Pour accompagner Jonas Kaufmann, Decca nous offre le luxe de la baguette de Claudio Abbado à la tête du Mahler Chamber Orchestra. Le chef ajoute bien sûr encore à l’intérêt de l’album. Sa première qualité me semble avant tout de réussir à unifier ce siècle de répertoire allemand dans une même esthétique lumineuse, plus légère qu’à l’accoutumée, riche de couleurs et de transparence. Les détails abondent, la lumière perce sans cesse, le naturel est confondant. Schubert et Mozart sonnent sous sa baguette vivants et allants comme jamais, Wagner s’allège dans un frémissement permanent (Parsifal  et Walkyrie notamment).  Et Abbado nous donne à entendre l’un des plus beaux préludes du II de Fidelio qu’il m’ait été donné d’entendre : lyrique, ému, sans lourdeur, à fleur de peau, bouleversant par la délicatesse même de ses textures. Michael Volle offre en Orateur la réplique au Tamino de Kaufmann avec soin et élégance à défaut d’une personnalité vraiment affirmée, et on passera rapidement sur l’unique réplique étrange de la Kundry de Margarete Joswig.

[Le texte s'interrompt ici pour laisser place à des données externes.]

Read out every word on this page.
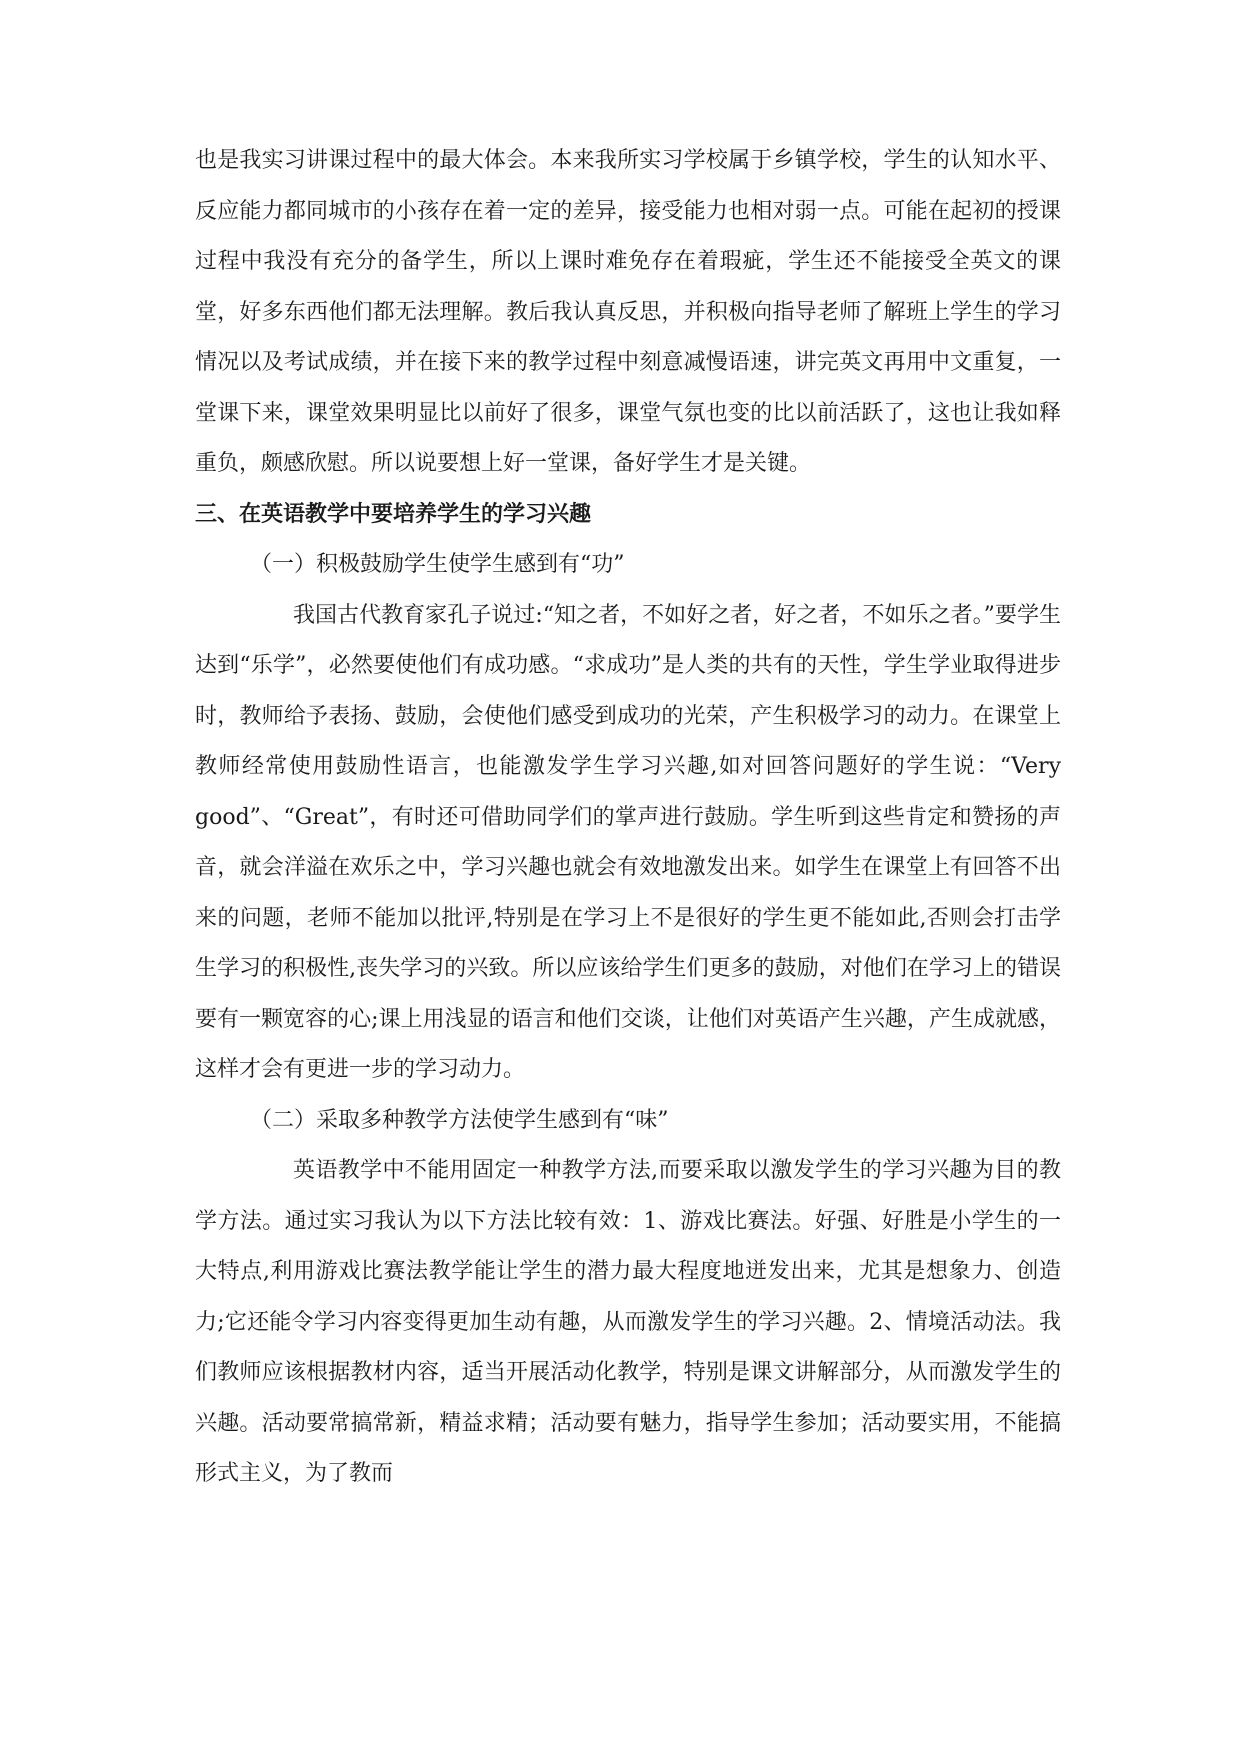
也是我实习讲课过程中的最大体会。本来我所实习学校属于乡镇学校，学生的认知水平、反应能力都同城市的小孩存在着一定的差异，接受能力也相对弱一点。可能在起初的授课过程中我没有充分的备学生，所以上课时难免存在着瑕疵，学生还不能接受全英文的课堂，好多东西他们都无法理解。教后我认真反思，并积极向指导老师了解班上学生的学习情况以及考试成绩，并在接下来的教学过程中刻意减慢语速，讲完英文再用中文重复，一堂课下来，课堂效果明显比以前好了很多，课堂气氛也变的比以前活跃了，这也让我如释重负，颇感欣慰。所以说要想上好一堂课，备好学生才是关键。

三、在英语教学中要培养学生的学习兴趣

（一）积极鼓励学生使学生感到有“功”

我国古代教育家孔子说过:“知之者，不如好之者，好之者，不如乐之者。”要学生达到“乐学”，必然要使他们有成功感。“求成功”是人类的共有的天性，学生学业取得进步时，教师给予表扬、鼓励，会使他们感受到成功的光荣，产生积极学习的动力。在课堂上教师经常使用鼓励性语言，也能激发学生学习兴趣,如对回答问题好的学生说：“Very good”、“Great”，有时还可借助同学们的掌声进行鼓励。学生听到这些肯定和赞扬的声音，就会洋溢在欢乐之中，学习兴趣也就会有效地激发出来。如学生在课堂上有回答不出来的问题，老师不能加以批评,特别是在学习上不是很好的学生更不能如此,否则会打击学生学习的积极性,丧失学习的兴致。所以应该给学生们更多的鼓励，对他们在学习上的错误要有一颗宽容的心;课上用浅显的语言和他们交谈，让他们对英语产生兴趣，产生成就感，这样才会有更进一步的学习动力。

（二）采取多种教学方法使学生感到有“味”

英语教学中不能用固定一种教学方法,而要采取以激发学生的学习兴趣为目的教学方法。通过实习我认为以下方法比较有效：1、游戏比赛法。好强、好胜是小学生的一大特点,利用游戏比赛法教学能让学生的潜力最大程度地迸发出来，尤其是想象力、创造力;它还能令学习内容变得更加生动有趣，从而激发学生的学习兴趣。2、情境活动法。我们教师应该根据教材内容，适当开展活动化教学，特别是课文讲解部分，从而激发学生的兴趣。活动要常搞常新，精益求精；活动要有魅力，指导学生参加；活动要实用，不能搞形式主义，为了教而
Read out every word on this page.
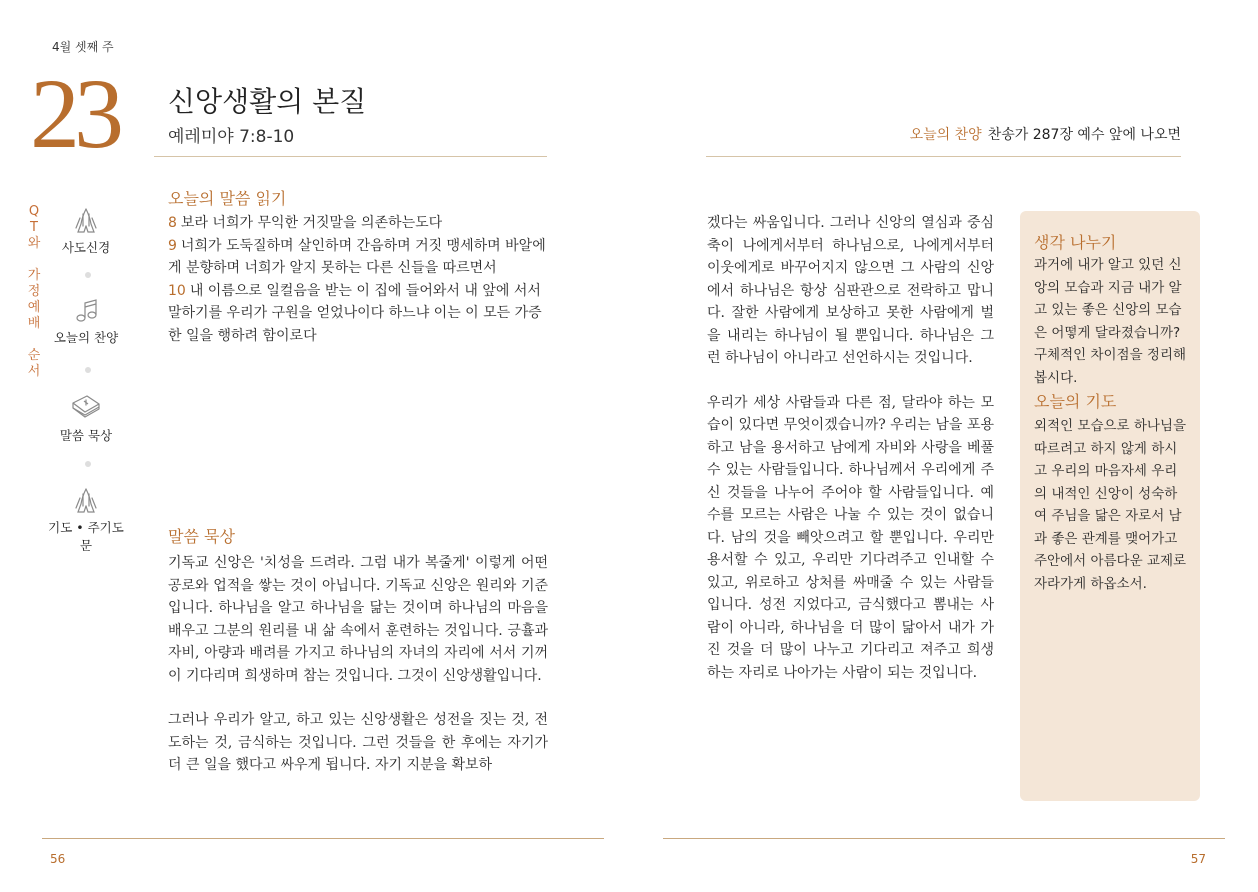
4월 셋째 주
23 신앙생활의 본질
예레미야 7:8-10	오늘의 찬양 찬송가 287장 예수 앞에 나오면
Q
T
와
가
정
예
배
순
서
사도신경
오늘의 찬양
말씀 묵상
기도 • 주기도문
오늘의 말씀 읽기
8 보라 너희가 무익한 거짓말을 의존하는도다
9 너희가 도둑질하며 살인하며 간음하며 거짓 맹세하며 바알에게 분향하며 너희가 알지 못하는 다른 신들을 따르면서
10 내 이름으로 일컬음을 받는 이 집에 들어와서 내 앞에 서서 말하기를 우리가 구원을 얻었나이다 하느냐 이는 이 모든 가증한 일을 행하려 함이로다
말씀 묵상

기독교 신앙은 '치성을 드려라. 그럼 내가 복줄게' 이렇게 어떤 공로와 업적을 쌓는 것이 아닙니다. 기독교 신앙은 원리와 기준입니다. 하나님을 알고 하나님을 닮는 것이며 하나님의 마음을 배우고 그분의 원리를 내 삶 속에서 훈련하는 것입니다. 긍휼과 자비, 아량과 배려를 가지고 하나님의 자녀의 자리에 서서 기꺼이 기다리며 희생하며 참는 것입니다. 그것이 신앙생활입니다.

그러나 우리가 알고, 하고 있는 신앙생활은 성전을 짓는 것, 전도하는 것, 금식하는 것입니다. 그런 것들을 한 후에는 자기가 더 큰 일을 했다고 싸우게 됩니다. 자기 지분을 확보하

겠다는 싸움입니다. 그러나 신앙의 열심과 중심축이 나에게서부터 하나님으로, 나에게서부터 이웃에게로 바꾸어지지 않으면 그 사람의 신앙에서 하나님은 항상 심판관으로 전락하고 맙니다. 잘한 사람에게 보상하고 못한 사람에게 벌을 내리는 하나님이 될 뿐입니다. 하나님은 그런 하나님이 아니라고 선언하시는 것입니다.

우리가 세상 사람들과 다른 점, 달라야 하는 모습이 있다면 무엇이겠습니까? 우리는 남을 포용하고 남을 용서하고 남에게 자비와 사랑을 베풀 수 있는 사람들입니다. 하나님께서 우리에게 주신 것들을 나누어 주어야 할 사람들입니다. 예수를 모르는 사람은 나눌 수 있는 것이 없습니다. 남의 것을 빼앗으려고 할 뿐입니다. 우리만 용서할 수 있고, 우리만 기다려주고 인내할 수 있고, 위로하고 상처를 싸매줄 수 있는 사람들입니다. 성전 지었다고, 금식했다고 뽐내는 사람이 아니라, 하나님을 더 많이 닮아서 내가 가진 것을 더 많이 나누고 기다리고 져주고 희생하는 자리로 나아가는 사람이 되는 것입니다.

생각 나누기
과거에 내가 알고 있던 신앙의 모습과 지금 내가 알고 있는 좋은 신앙의 모습은 어떻게 달라졌습니까? 구체적인 차이점을 정리해 봅시다.
오늘의 기도
외적인 모습으로 하나님을 따르려고 하지 않게 하시고 우리의 마음자세 우리의 내적인 신앙이 성숙하여 주님을 닮은 자로서 남과 좋은 관계를 맺어가고 주안에서 아름다운 교제로 자라가게 하옵소서.
56	57
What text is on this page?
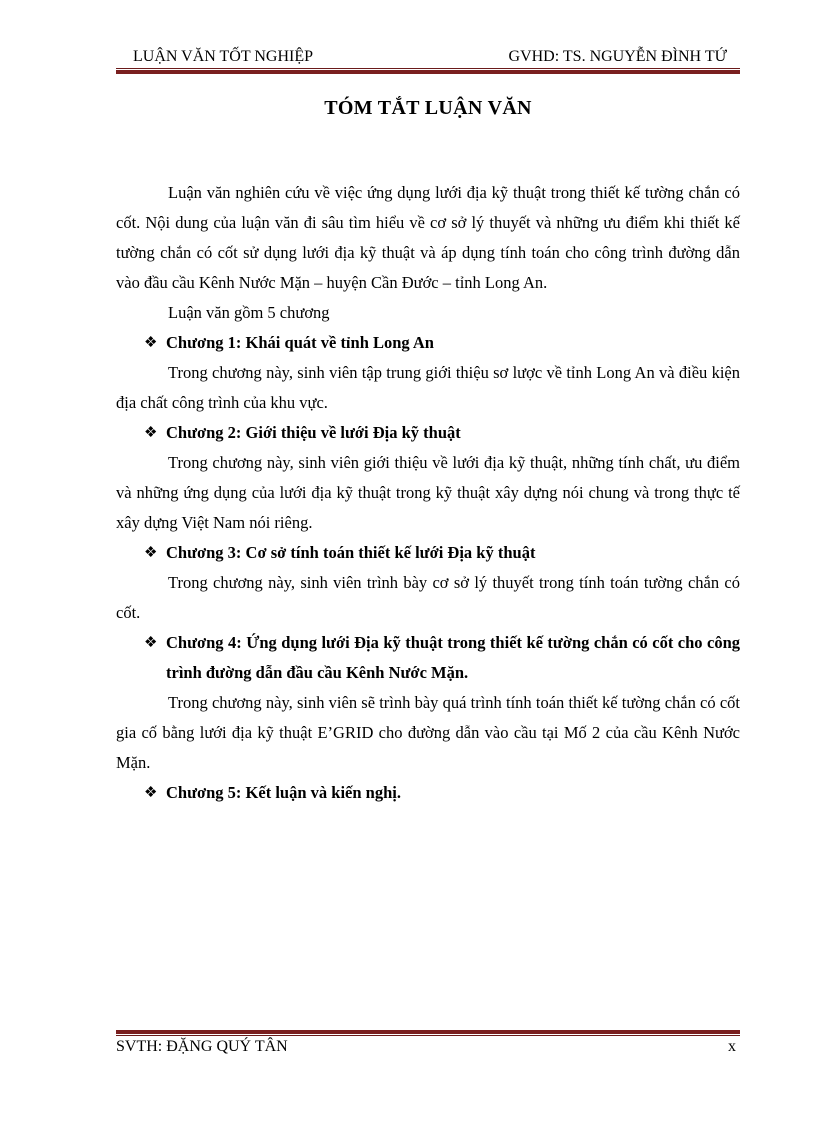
LUẬN VĂN TỐT NGHIỆP	GVHD: TS. NGUYỄN ĐÌNH TỨ
TÓM TẮT LUẬN VĂN

Luận văn nghiên cứu về việc ứng dụng lưới địa kỹ thuật trong thiết kế tường chắn có cốt. Nội dung của luận văn đi sâu tìm hiểu về cơ sở lý thuyết và những ưu điểm khi thiết kế tường chắn có cốt sử dụng lưới địa kỹ thuật và áp dụng tính toán cho công trình đường dẫn vào đầu cầu Kênh Nước Mặn – huyện Cần Đước – tỉnh Long An.

Luận văn gồm 5 chương

❖ Chương 1: Khái quát về tỉnh Long An

Trong chương này, sinh viên tập trung giới thiệu sơ lược về tỉnh Long An và điều kiện địa chất công trình của khu vực.

❖ Chương 2: Giới thiệu về lưới Địa kỹ thuật

Trong chương này, sinh viên giới thiệu về lưới địa kỹ thuật, những tính chất, ưu điểm và những ứng dụng của lưới địa kỹ thuật trong kỹ thuật xây dựng nói chung và trong thực tế xây dựng Việt Nam nói riêng.

❖ Chương 3: Cơ sở tính toán thiết kế lưới Địa kỹ thuật

Trong chương này, sinh viên trình bày cơ sở lý thuyết trong tính toán tường chắn có cốt.

❖ Chương 4: Ứng dụng lưới Địa kỹ thuật trong thiết kế tường chắn có cốt cho công trình đường dẫn đầu cầu Kênh Nước Mặn.

Trong chương này, sinh viên sẽ trình bày quá trình tính toán thiết kế tường chắn có cốt gia cố bằng lưới địa kỹ thuật E’GRID cho đường dẫn vào cầu tại Mố 2 của cầu Kênh Nước Mặn.

❖ Chương 5: Kết luận và kiến nghị.
SVTH: ĐẶNG QUÝ TÂN	x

Les quelques réserves posées ci et là ne changent en rien l’intérêt majeur de cet album, sans doute le plus beau consacré au répertoire romantique allemand par un ténor depuis longtemps. Album riche, précieux, qui consacre l’art aujourd'hui inestimable de Jonas Kaufmann. Vivement conseillé à quiconque aime ce répertoire ou en est familier.